Avant de s'interroger sur la présence des faux, en réalité, il faut peut-être s'interroger sur ce qu'est un faux et notre regard contemporain aujourd'hui est beaucoup plus critique et peut-être biaisé en partie. On a justement depuis de nombreuses années déjà beaucoup travaillé sur des restaurateurs, l'histoire de la restauration et aujourd'hui on se rend compte qu'on a une frontière qui peut être très ténue entre la restauration, le pastiche, la falsification et la création véritablement de faux modernes. Donc en réalité ce qui est intéressant c'est de pouvoir interroger cette frontière et essayer de se défaire de notre regard contemporain, qui peut parfois être extrêmement critique et parfois considérer comme faux un objet qui en réalité a été certes très transformé mais qui initialement n'avait pas été créé ou modifié dans la volonté véritablement de tromper.

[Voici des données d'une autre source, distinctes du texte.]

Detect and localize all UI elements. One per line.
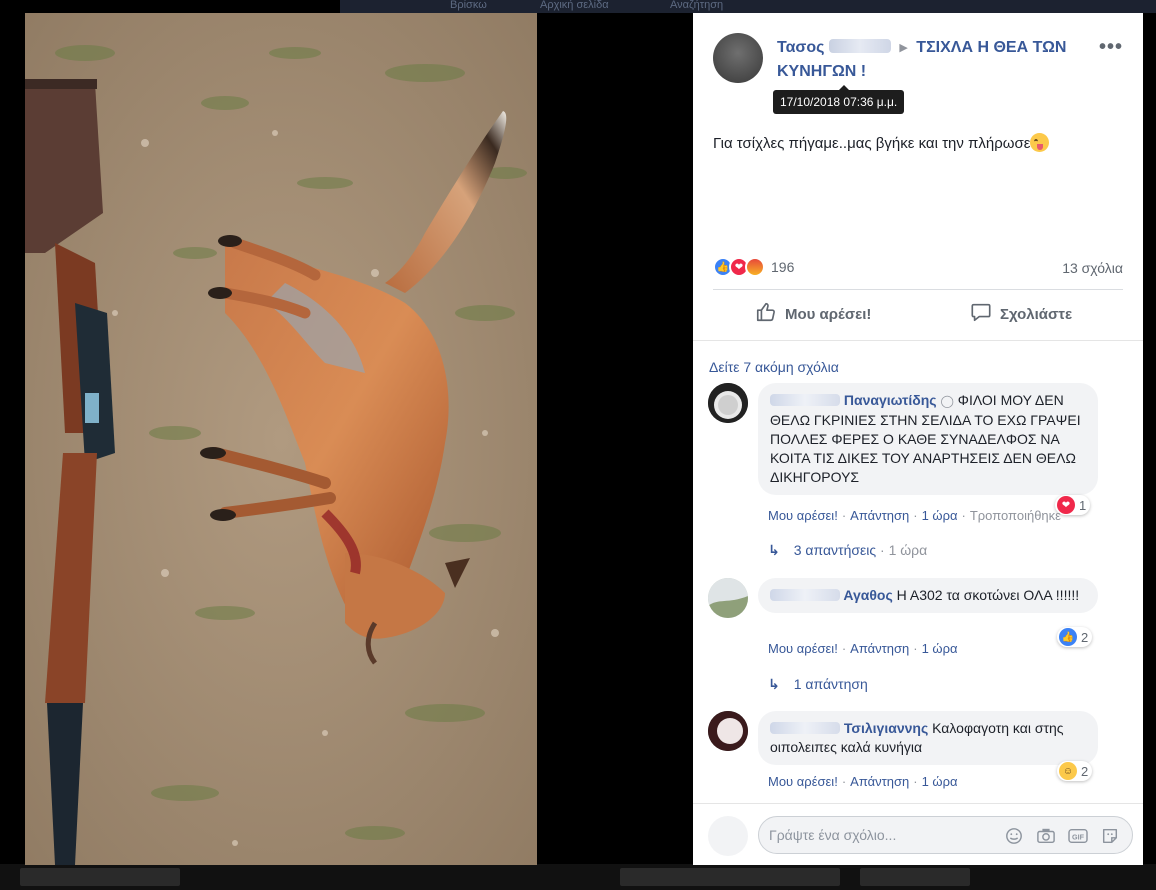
commenter-name[interactable]: Παναγιωτίδης [844,392,937,408]
comment-reply-link[interactable]: Απάντηση [850,641,909,656]
timestamp-tooltip: 17/10/2018 07:36 μ.μ. [773,85,905,114]
comment-avatar[interactable] [708,711,748,751]
reaction-count: 196 [771,259,795,275]
reply-arrow-icon: ↳ [768,676,780,692]
comment-time[interactable]: 1 ώρα [922,508,958,523]
commenter-name-blur [770,722,840,734]
post-text: Για τσίχλες πήγαμε..μας βγήκε και την πλ… [713,133,1050,152]
like-reaction-icon: 👍 [1059,628,1077,646]
replies-count: 3 απαντήσεις [793,542,877,558]
comment-like-link[interactable]: Μου αρέσει! [768,641,838,656]
comment-meta: Μου αρέσει! · Απάντηση · 1 ώρα · Τροποποιήθηκε [768,508,1061,523]
comment-avatar[interactable] [708,383,748,423]
divider [713,289,1123,290]
smiley-icon[interactable] [1004,826,1024,846]
reply-arrow-icon: ↳ [768,542,780,558]
tongue-emoji-icon [1030,133,1050,152]
background-strip [0,864,1156,890]
like-button[interactable]: Μου αρέσει! [755,301,871,327]
angry-reaction-icon [745,257,765,277]
reaction-summary[interactable]: 👍 ❤ 196 [713,257,794,277]
comment-meta: Μου αρέσει! · Απάντηση · 1 ώρα [768,641,958,656]
post-header: Τασος ▶ ΤΣΙΧΛΑ Η ΘΕΑ ΤΩΝ ΚΥΝΗΓΩΝ ! [777,36,1097,83]
post-photo[interactable] [25,13,537,865]
comment-button-label: Σχολιάστε [1000,305,1073,323]
comment-bubble: Παναγιωτίδης ◯ ΦΙΛΟΙ ΜΟΥ ΔΕΝ ΘΕΛΩ ΓΚΡΙΝΙ… [758,383,1098,495]
author-name-blur [828,39,891,53]
see-more-comments-link[interactable]: Δείτε 7 ακόμη σχόλια [709,359,839,375]
commenter-name-blur [770,589,840,601]
comment-input[interactable] [769,817,989,853]
divider [693,803,1143,804]
arrow-right-icon: ▶ [899,42,908,54]
commenter-name[interactable]: Τσιλιγιαννης [844,720,928,736]
commenter-name[interactable]: Αγαθος [843,587,892,603]
comment-like-link[interactable]: Μου αρέσει! [768,508,838,523]
comment-reaction-count: 2 [1081,629,1089,645]
svg-text:GIF: GIF [1072,833,1085,842]
comment-reaction-count: 2 [1081,763,1089,779]
comment-time[interactable]: 1 ώρα [922,774,958,789]
haha-reaction-icon: ☺ [1059,762,1077,780]
comment-meta: Μου αρέσει! · Απάντηση · 1 ώρα [768,774,958,789]
like-button-label: Μου αρέσει! [785,305,872,323]
comments-count[interactable]: 13 σχόλια [1062,260,1123,276]
view-replies-link[interactable]: ↳ 3 απαντήσεις · 1 ώρα [768,542,927,559]
comment-reaction-pill[interactable]: 👍 2 [1057,627,1093,647]
sticker-icon[interactable] [1100,826,1120,846]
nav-item-home: Αρχική σελίδα [540,0,609,11]
post-text-content: Για τσίχλες πήγαμε..μας βγήκε και την πλ… [713,135,1031,152]
comment-like-link[interactable]: Μου αρέσει! [768,774,838,789]
commenter-name-blur [770,394,840,406]
camera-icon[interactable] [1036,826,1056,846]
nav-item-find: Βρίσκω [450,0,487,11]
comment-reply-link[interactable]: Απάντηση [850,508,909,523]
composer-tools: GIF [1004,826,1120,846]
comment-reaction-count: 1 [1079,497,1087,513]
comment-time[interactable]: 1 ώρα [922,641,958,656]
view-replies-link[interactable]: ↳ 1 απάντηση [768,676,868,693]
comment-reaction-pill[interactable]: ☺ 2 [1057,761,1093,781]
author-avatar[interactable] [713,33,763,83]
post-panel: Τασος ▶ ΤΣΙΧΛΑ Η ΘΕΑ ΤΩΝ ΚΥΝΗΓΩΝ ! ••• 1… [693,13,1143,865]
comment-bubble: Αγαθος Η Α302 τα σκοτώνει ΟΛΑ !!!!!! [758,578,1098,613]
thumbs-up-icon [755,301,777,327]
more-options-icon[interactable]: ••• [1099,36,1123,59]
comment-bubble: Τσιλιγιαννης Καλοφαγοτη και στης οιπολει… [758,711,1098,765]
current-user-avatar [708,816,748,856]
nav-item-search: Αναζήτηση [670,0,724,11]
comment-avatar[interactable] [708,578,748,618]
comment-composer: GIF [758,816,1133,854]
comment-button[interactable]: Σχολιάστε [970,301,1072,327]
comment-bubble-icon [970,301,992,327]
author-name[interactable]: Τασος [777,39,824,56]
comment-edited-label[interactable]: Τροποποιήθηκε [970,508,1061,523]
background-navbar: Βρίσκω Αρχική σελίδα Αναζήτηση [340,0,1156,13]
fox-photo-illustration [25,13,537,865]
comment-reply-link[interactable]: Απάντηση [850,774,909,789]
gif-icon[interactable]: GIF [1068,826,1088,846]
replies-time: 1 ώρα [888,542,928,558]
divider [693,340,1143,341]
replies-count: 1 απάντηση [793,676,868,692]
shield-badge-icon: ◯ [940,394,954,408]
comment-text: Η Α302 τα σκοτώνει ΟΛΑ !!!!!! [896,587,1080,603]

Le programme du répertoire des ventes d'antiques a fait l'objet d'une datavisualisation. Donc la datavisualisation, c'est un moyen formidable de valoriser, de montrer au grand public tous les apports de la recherche. C'est également un moyen très utile de communiquer auprès de la communauté scientifique qui va pouvoir s'approprier ses outils et effectuer des recherches très nombreuses et dans des champs disciplinaires qui peuvent être très variés. Mais également pour nous, c'est un moyen parfois de mettre en valeur des données, de croiser aussi des éléments de manière visuelle et qui vont nous apporter d'autres perspectives et d'autres orientations qu'on avait initialement pas nécessairement vues à partir d'une base de données plus classique.

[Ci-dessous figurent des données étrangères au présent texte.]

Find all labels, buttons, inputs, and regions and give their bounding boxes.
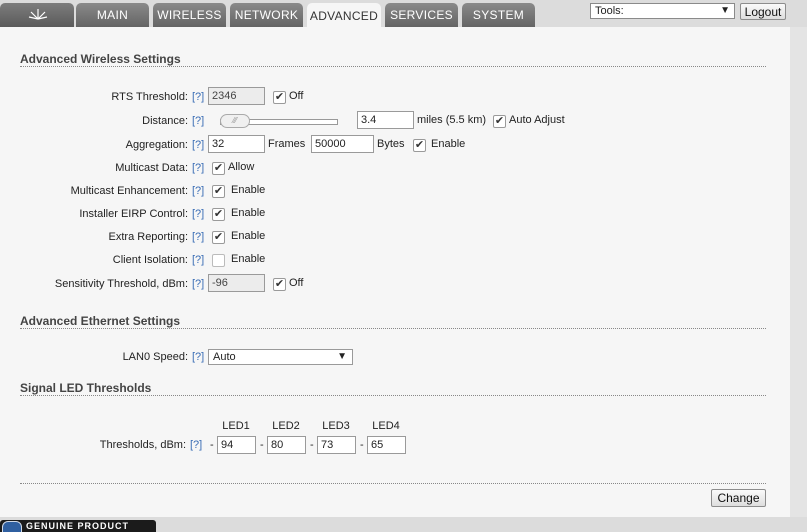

Ce que je trouve intéressant avec ce thème, c'est le fait de pouvoir enfin véritablement pour apporter à la question croiser des approches et et des regards qui sont extrêmement différents. et c'est l'avenir aussi un petit peu de de la recherche dans voilà de dans ce domaine là, c'est vraiment pouvoir croiser un petit peu ces approches et c'est ce que permet aussi l'institut national d'histoire de l'art. [Musique]

Le festival de l'histoire de l'art favorise le partage des connaissances et interroge les avancées technologiques, nouvelles méthodes de recherche. Nous sommes allés à la rencontre de chercheurs et chercheuses qui prennent en compte l'intégration des évolutions technologiques dans le cadre de projets de recherche innovants.

Clara Bernard, conservatrice : changer de regard

Clara Bernard est conservatrice du patrimoine à l’Institut national d’histoire de l’art (INHA). Dans le cadre de la 14e édition du Festival de l'histoire de l'art, elle participait à deux tables-rondes, l'une à propos de la datavisualisation du programme de recherche de l’INHA, « Répertoire des ventes d’antiques », la seconde, ayant pour sujet : fabrication, circulation et exposition des faux antiques au XIXe siècle. Elle évoque les évolutions technologiques liées à la datavisualisation et ses bénéfices pour les travaux de recherche. Nous l'avons également interrogée à propos du thème du festival, « le vrai, le faux », qui l'amène à évoquer le rapport contemporain à l'authenticité des œuvres.

Avant de s'interroger sur la présence des faux, il faut peut-être s'interroger sur ce qu'est un faux et notre regard contemporain est beaucoup plus critique et peut-être biaisé en partie. (...) Aujourd'hui, on se rend compte que la frontière entre la restauration, le pastiche, la falsification et la création de faux, peut être très ténue. En réalité, il est intéressant d'interroger cette frontière et essayer de se défaire de notre regard contemporain. 

Clara Bernard, conservatrice du patrimoine à l'INHA

Yannick Vandenberghe, ingénieur d’études : faire parler la matérialité des œuvres 

On est ici au château de Fontainebleau pour le festival de l'histoire de l'art. Yannick Vandenberghe, je suis ingénieur au centre de recherche et de restauration des musées de France. Je travaille sur l'étude de des objets archéologiques et plus particulièrement sur la polychromie antique.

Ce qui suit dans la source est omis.